Dengan demikian, batasi keinginan nafsu dengan menyukuri apa yang ada, dan menyelaraskan antara keperluan dan rezeki yang dimiliki. “Kalau hanya memiliki sepeda syukuri. Sebab, banyak orang yang mengendarai motor yang mengeluh karena harga BBM naik. Yang gaji satu juta, jangan menginginkan membeli mobil,” tutur beliau. Dan kalau pun terkabul untuk membeli mobil, suatu saat menginginkan hal yang lebih bagus daripada mobil, bisa saja pengen beli pesawat, dan seterusnya. Karena nafsu tak pernah puas, tambah Guru.
Karena itu, sambung Abah Haji -begitu ulama ini dikenang- kunci untuk mengendalikan hawa nafsu adalah dengan membatasi makanan. Sebab, senjata untuk melumpuhkan nafsu adalah dengan lapar.
“Kata Imam al Ghazali ada sepuluh kelebihan orang yang lebih memilih lapar daripada berlezat-lezat (makan). Pertama, akalnya pintar. Kedua, hatinya mudah tersentuh dengan apa yang ia baca, hingga ia bisa munajat kepada Allah dan terkadang bisa meneteskan air mata. Ketiga, hati merasa hina. Layaknya seperti orang biasa. Walaupun banyak mempunyai harta, tapi harta tersebut tidak membuatnya sombong. Keempat, orang yang lapar bisa membayangkan sakitnya lapar dengan sakitnya bala di akhirat (banyak ibadah). Kelima, dapat mengendalikan nafsu. Keenam, dapat menahan tidur yang berlebihan (8 jam cukup). Ketujuh, dengan berlapar badan seseorang lebih ramping, dan lebih ringan untuk melaksanakan ibadah. Delapan, badan sehat. Sembilan, pengeluaran uang tidak banyak. Karena, makan sedikit. Sepuluh, dengan pengeluaran uang yang sedikit tentu menyisakan uang yang lebih. Karena itu, uang yang lebih (tersisa) tersebut bisa digunakan untuk bersedekah,” ungkap beliau.
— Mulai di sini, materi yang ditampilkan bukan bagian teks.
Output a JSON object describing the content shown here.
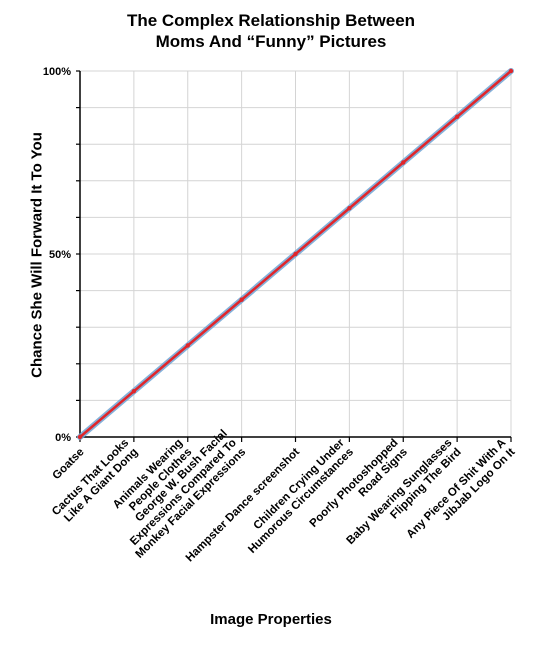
{
  "chart_data": {
    "type": "line",
    "title_lines": [
      "The Complex Relationship Between",
      "Moms And “Funny” Pictures"
    ],
    "xlabel": "Image Properties",
    "ylabel": "Chance She Will Forward It To You",
    "categories": [
      [
        "Goatse"
      ],
      [
        "Cactus That Looks",
        "Like A Giant Dong"
      ],
      [
        "Animals Wearing",
        "People Clothes"
      ],
      [
        "George W. Bush Facial",
        "Expressions Compared To",
        "Monkey Facial Expressions"
      ],
      [
        "Hampster Dance screenshot"
      ],
      [
        "Children Crying Under",
        "Humorous Circumstances"
      ],
      [
        "Poorly Photoshopped",
        "Road Signs"
      ],
      [
        "Baby Wearing Sunglasses",
        "Flipping The Bird"
      ],
      [
        "Any Piece Of Shit With A",
        "JibJab Logo On It"
      ]
    ],
    "y_tick_labels": [
      "0%",
      "50%",
      "100%"
    ],
    "ylim": [
      0,
      100
    ],
    "grid": true,
    "series": [
      {
        "values": [
          0,
          12.5,
          25,
          37.5,
          50,
          62.5,
          75,
          87.5,
          100
        ]
      }
    ],
    "colors": {
      "line": "#e0262b",
      "line_halo": "#6fa3d4",
      "grid": "#d4d4d4",
      "axis": "#000000"
    }
  }
}
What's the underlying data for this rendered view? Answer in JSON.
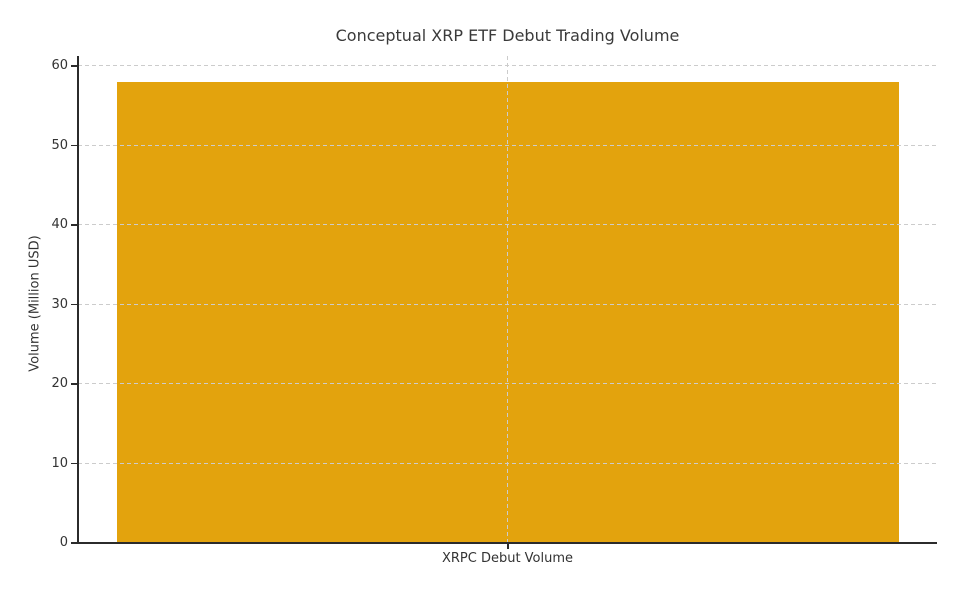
{
  "chart_data": {
    "type": "bar",
    "title": "Conceptual XRP ETF Debut Trading Volume",
    "categories": [
      "XRPC Debut Volume"
    ],
    "values": [
      58
    ],
    "xlabel": "",
    "ylabel": "Volume (Million USD)",
    "ylim": [
      0,
      60
    ],
    "yticks": [
      0,
      10,
      20,
      30,
      40,
      50,
      60
    ],
    "grid": "dashed light-gray, horizontal at each y tick plus vertical at category center, drawn over bar",
    "legend": "none",
    "bar_color": "#E3A30D",
    "spine_color": "#2b2b2b",
    "text_color": "#333333",
    "background_color": "#ffffff"
  }
}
Dalam kesempatan itu pula, Abah Haji mengingatkan agar umat Islam tidak memiliki sifat gengsi. Sebab, gengsi adalah bentuk seseorang terpedaya dengan bujukan nafsu. “Syukuri apa yang ada, jangan peduli dengan pendapat orang lain. Jangan gengsi, gengsi itu bentuk kebodohan,” tambah Abah Haji.
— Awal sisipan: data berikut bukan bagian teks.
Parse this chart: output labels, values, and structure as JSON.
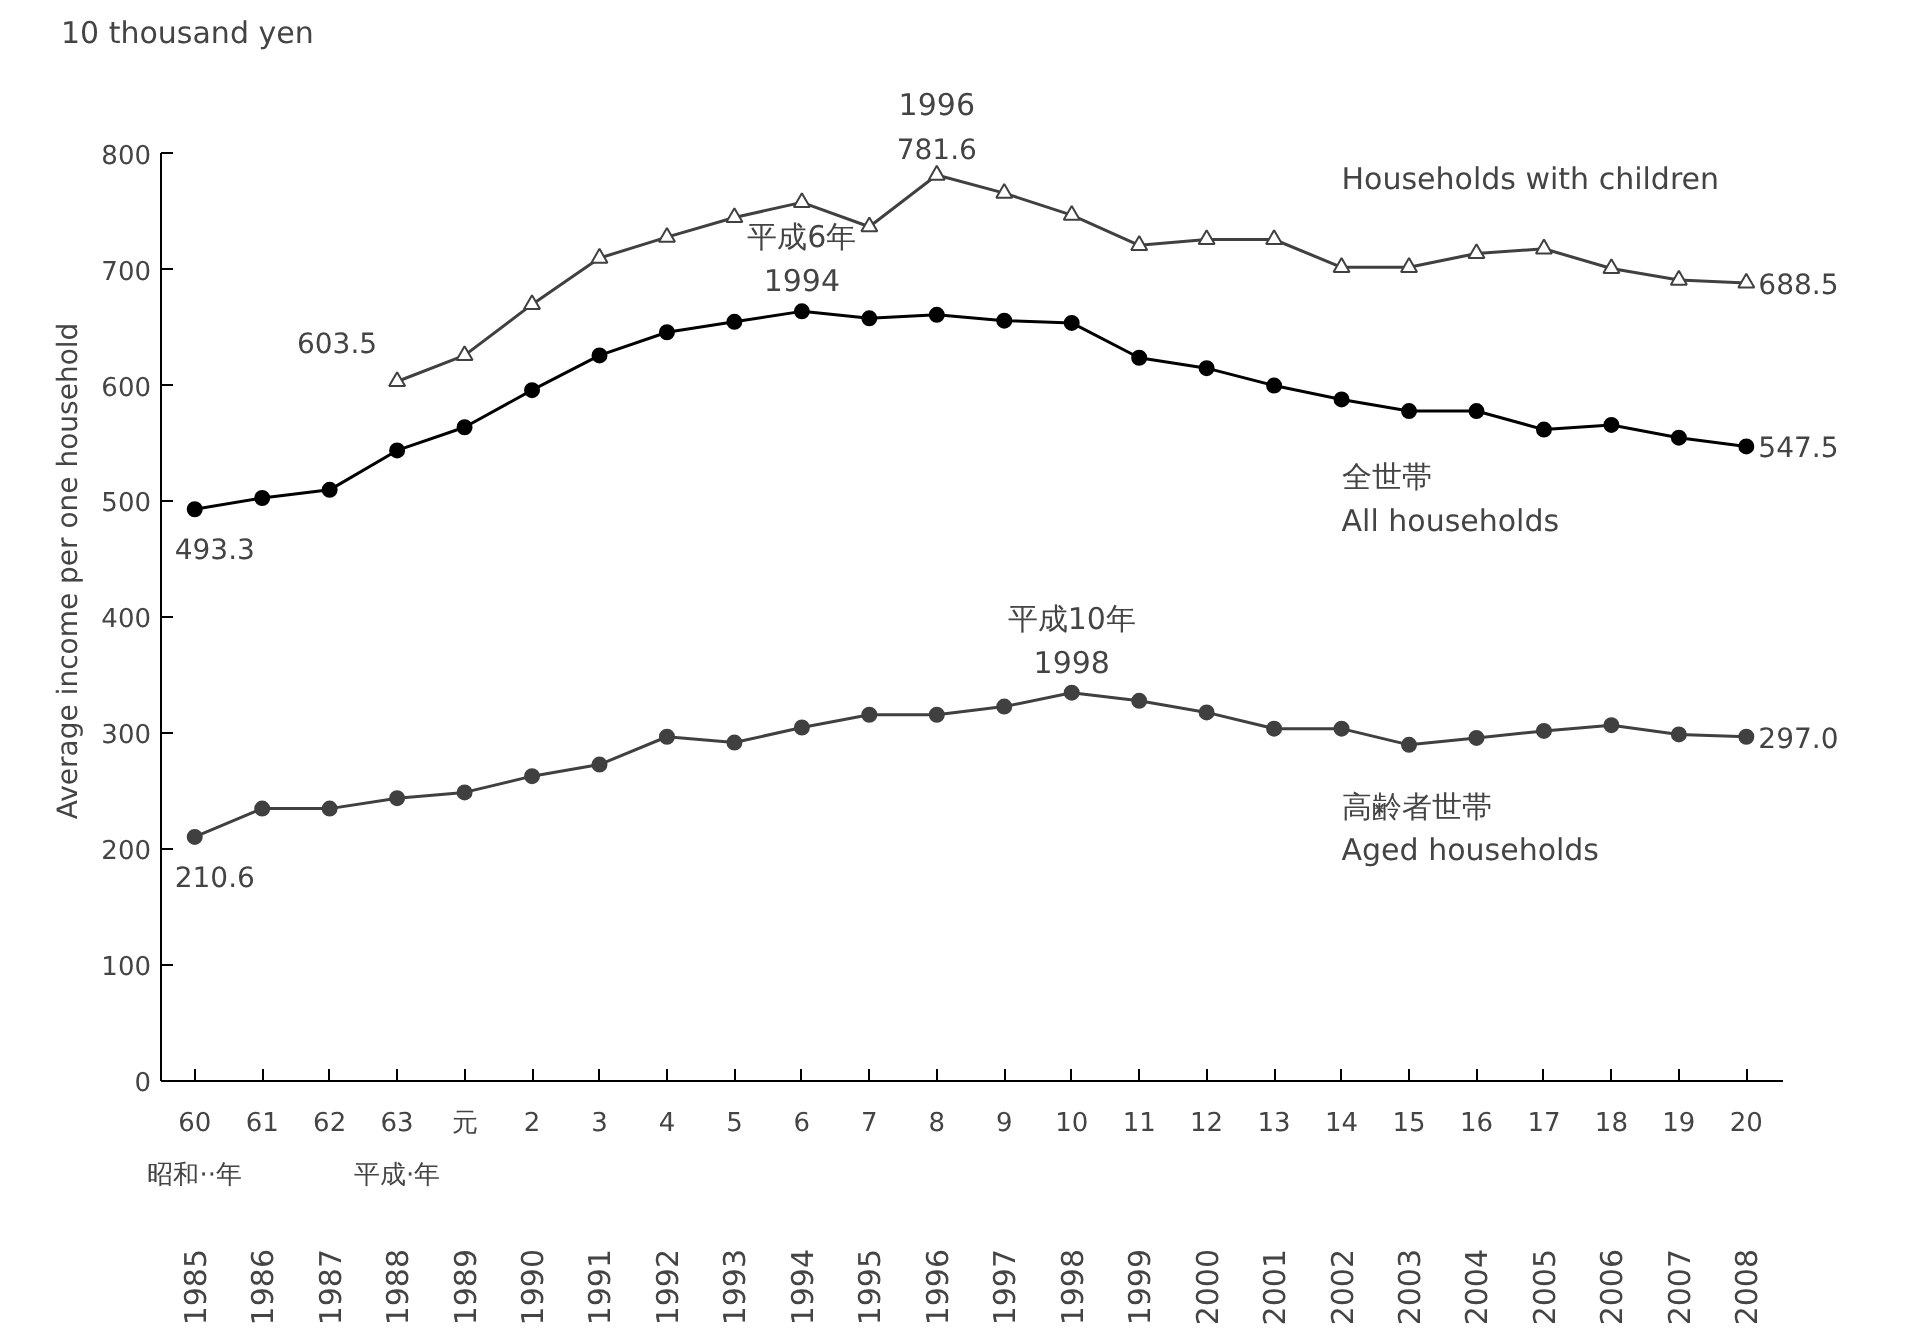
{
  "chart_data": {
    "type": "line",
    "ylabel": "Average income per one household",
    "categories": [
      "60",
      "61",
      "62",
      "63",
      "元",
      "2",
      "3",
      "4",
      "5",
      "6",
      "7",
      "8",
      "9",
      "10",
      "11",
      "12",
      "13",
      "14",
      "15",
      "16",
      "17",
      "18",
      "19",
      "20"
    ],
    "ylim": [
      0,
      800
    ],
    "yticks": [
      0,
      100,
      200,
      300,
      400,
      500,
      600,
      700,
      800
    ],
    "grid": false,
    "legend": false,
    "line_style": "solid",
    "series": [
      {
        "name": "Households with children",
        "color": "#404040",
        "marker": "triangle",
        "values": [
          null,
          null,
          null,
          603.5,
          626,
          670,
          710,
          728,
          745,
          758,
          737,
          781.6,
          766,
          747,
          721,
          726,
          726,
          702,
          702,
          714,
          718,
          701,
          691,
          688.5
        ],
        "value_labels": [
          null,
          null,
          null,
          "603.5",
          null,
          null,
          null,
          null,
          null,
          null,
          null,
          "781.6",
          null,
          null,
          null,
          null,
          null,
          null,
          null,
          null,
          null,
          null,
          null,
          "688.5"
        ]
      },
      {
        "name": "全世帯\nAll households",
        "color": "#000000",
        "marker": "circle",
        "values": [
          493.3,
          503,
          510,
          544,
          564,
          596,
          626,
          646,
          655,
          664,
          658,
          661,
          656,
          654,
          624,
          615,
          600,
          588,
          578,
          578,
          562,
          566,
          555,
          547.5
        ],
        "value_labels": [
          "493.3",
          null,
          null,
          null,
          null,
          null,
          null,
          null,
          null,
          null,
          null,
          null,
          null,
          null,
          null,
          null,
          null,
          null,
          null,
          null,
          null,
          null,
          null,
          "547.5"
        ]
      },
      {
        "name": "高齢者世帯\nAged households",
        "color": "#404040",
        "marker": "circle",
        "values": [
          210.6,
          235,
          235,
          244,
          249,
          263,
          273,
          297,
          292,
          305,
          316,
          316,
          323,
          335,
          328,
          318,
          304,
          304,
          290,
          296,
          302,
          307,
          299,
          297.0
        ],
        "value_labels": [
          "210.6",
          null,
          null,
          null,
          null,
          null,
          null,
          null,
          null,
          null,
          null,
          null,
          null,
          null,
          null,
          null,
          null,
          null,
          null,
          null,
          null,
          null,
          null,
          "297.0"
        ]
      }
    ],
    "annotations": [
      "10 thousand yen",
      {
        "text": "1996",
        "x": "8",
        "y": 781.6
      },
      {
        "text": "平成6年",
        "x": "6",
        "y": 664
      },
      {
        "text": "1994",
        "x": "6",
        "y": 664
      },
      {
        "text": "平成10年",
        "x": "10",
        "y": 335
      },
      {
        "text": "1998",
        "x": "10",
        "y": 335
      },
      "昭和··年",
      "平成·年",
      "1985",
      "1986",
      "1987",
      "1988",
      "1989",
      "1990",
      "1991",
      "1992",
      "1993",
      "1994",
      "1995",
      "1996",
      "1997",
      "1998",
      "1999",
      "2000",
      "2001",
      "2002",
      "2003",
      "2004",
      "2005",
      "2006",
      "2007",
      "2008"
    ]
  }
}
Gengsi hanya akan membuat seseorang menambah permasalahan baru. Seperti, kalau tidak makan di Restauran, tidak mau makan. Padahal dengan berprinsip demikian, ia sudah terjebak dengan rayuan dunia, yang berarti melakukan kebodohan yang terselubung.
Ditambahlagi dengan aturan restauran yang macam-macam. Mesti pakai sendok, garfu, pisau, dan sebagainya, yang ujung-ujungnya malah mempersulit dirinya sendiri.
“Syukuri apa yang ada, jangan gengsi. Aku tidak ingin mendoakan umat Islam kaya. Sebab, banyak orang beriman yang kemudian kaya, malah terpedaya dengan kekayaan dan mencintai dunia. Contohnya Sa’labah. Meminta doakan kaya kepada Nabi. Namun ketika sudah kaya, ia terpedaya dengan kekayaannya dan lupa dengan kewajibannya sendiri, salat berjamaah tidak terlihat, dan tidak mau membayar zakat. Hal itu pun terjadi di masa sekarang. Banyak yang meminta didoakan kaya dengan para ulama. Setelah kaya, tak kelihatan lagi (batang hidungnya), nomor handphone diganti,” tutur Abah Haji, yang disambut gelak tawa jemaah.
Penulis: Muhammad Bulkini
Catatan: berita ini sebelumnya telah terbit di koran Media Kalimantan.